Justice here is careful to be seen as just: Joshua sends runners “that the truth of his confession might be unquestionable, which some, peradventure, might think was forced from him” (Benson). They run (√ rûts) with the whole nation’s longing to be loosed from a curse it unknowingly bore — JFB: “to clear Israel from the imputation of guilt.” The narrator repeats Achan’s own word ṭâman (“hidden,” v. 21) back as bare fact: “and behold, hidden.” Then the goods are poured out (√ yâtsaq, H3332 — not merely “spread,” as the BSB has it) before the LORD. Cambridge confirms the verb is “literally, poured them out,” before the ark “where He was enthroned.” Ellicott catches the tragic inversion: this silver and gold, by God’s own order, “should have been brought into His treasury (Joshua 6:19)… But in this instance the spoil of Jericho had become the sin of Israel.” What was taken (lâqach, v. 21) is now taken back (lâqach, v. 23) and emptied like a libation at God’s feet.

v. The Valley of Trouble — the hardest verses, honestly held — 24–26

Then the long, dreadful inventory: Achan, the treasure, his sons and daughters, ox and donkey and flock, his tent, “all that he had,” led up (√ ʻâlâh — the valley sits on higher ground) to a place named by anticipation. Joshua’s sentence is a chiasm of one root, ʻâkar (H5916, “to trouble, to roil water”): “you have troubled (ʻăkartānû) us — YHWH will trouble (yaʻkorḵā) you this day.” The name of the man (1 Chronicles 2:7 calls him Achar, “troubler”) and the name of the place (Achor) are spelled with the crime’s own letters. We do not soften the gravest crux: the death of the children seems to collide with Deuteronomy 24:16. The sources divide, and we record the division rather than resolve it falsely. Ellicott grounds it in the ḥērem — whoever brought the devoted thing into his house “would be an accursed thing like it… Achan’s whole establishment was destroyed as though it had become part of Jericho.” Cambridge and the Pulpit Commentary, weighing the slide from singular “him” to plural “them” in v. 25, hold open that the family may have been brought only as witnesses. We leave the tension visible. The unit closes by reversing its own opening: the burning of YHWH’s nostril against Israel (v. 1) now turns back (v. 26). The Pulpit Commentary’s honest gloss: “It is not God, but we who turn.” And over the cairn the prophets will one day stand — for Achor, the valley of trouble, becomes in Hosea 2:15 “a door of hope.”

Read under Sola Scriptura — this tool’s own fallible reading (⚙)

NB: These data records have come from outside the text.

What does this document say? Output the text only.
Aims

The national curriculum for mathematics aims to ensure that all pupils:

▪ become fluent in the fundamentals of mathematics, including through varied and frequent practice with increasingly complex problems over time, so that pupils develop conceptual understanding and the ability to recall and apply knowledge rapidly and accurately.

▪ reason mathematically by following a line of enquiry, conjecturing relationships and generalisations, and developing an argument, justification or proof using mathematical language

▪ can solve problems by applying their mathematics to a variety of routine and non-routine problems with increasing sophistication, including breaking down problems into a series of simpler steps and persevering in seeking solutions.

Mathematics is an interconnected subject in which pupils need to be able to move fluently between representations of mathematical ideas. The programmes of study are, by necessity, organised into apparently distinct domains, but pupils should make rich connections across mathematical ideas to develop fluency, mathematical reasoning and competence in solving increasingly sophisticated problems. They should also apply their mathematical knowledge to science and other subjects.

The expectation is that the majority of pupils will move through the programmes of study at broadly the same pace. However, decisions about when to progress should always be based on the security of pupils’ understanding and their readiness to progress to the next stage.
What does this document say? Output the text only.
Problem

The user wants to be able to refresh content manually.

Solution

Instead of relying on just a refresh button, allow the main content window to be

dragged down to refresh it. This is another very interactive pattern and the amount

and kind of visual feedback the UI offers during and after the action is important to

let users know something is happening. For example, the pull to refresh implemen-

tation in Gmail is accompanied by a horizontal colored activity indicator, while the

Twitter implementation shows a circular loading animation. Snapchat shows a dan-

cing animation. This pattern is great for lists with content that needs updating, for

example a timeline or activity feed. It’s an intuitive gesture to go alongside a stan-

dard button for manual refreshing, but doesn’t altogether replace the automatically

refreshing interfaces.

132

Read under Sola Scriptura, this passage refuses to let sin be private. It opens with a national verb for a single hand (ch. 7:1) and ends with a single valley bearing a single man’s name — the whole arc insisting that what one tent buries, the whole camp carries. The machinery is deliberate and slow: the lot narrows by stages, the confession is itemized, the runners verify, the goods are poured out, the sentence is pronounced before it is executed. None of it is hasty; all of it is before the LORD. And the deepest mark in the Hebrew is the rerun of Eden in verse 21 — saw, good, coveted, took — which says that Achan’s crime is not exotic but archetypal, the oldest sin in the canon wearing a Babylonian cloak. Yet the same text that buries a man under stones plants a hope in the soil: the name it gives the place, Achor, is the very word Hosea will seize to promise a door of hope, and the wrath that flares in verse 1 is, by verse 26, turned away. My fallible reading: the Valley of Trouble is named not only to warn but to be redeemed — the place where coveting was judged becomes, in prophetic hands, the threshold of a restored covenant. This is offered to be tested against the whole counsel of God, not asserted over it.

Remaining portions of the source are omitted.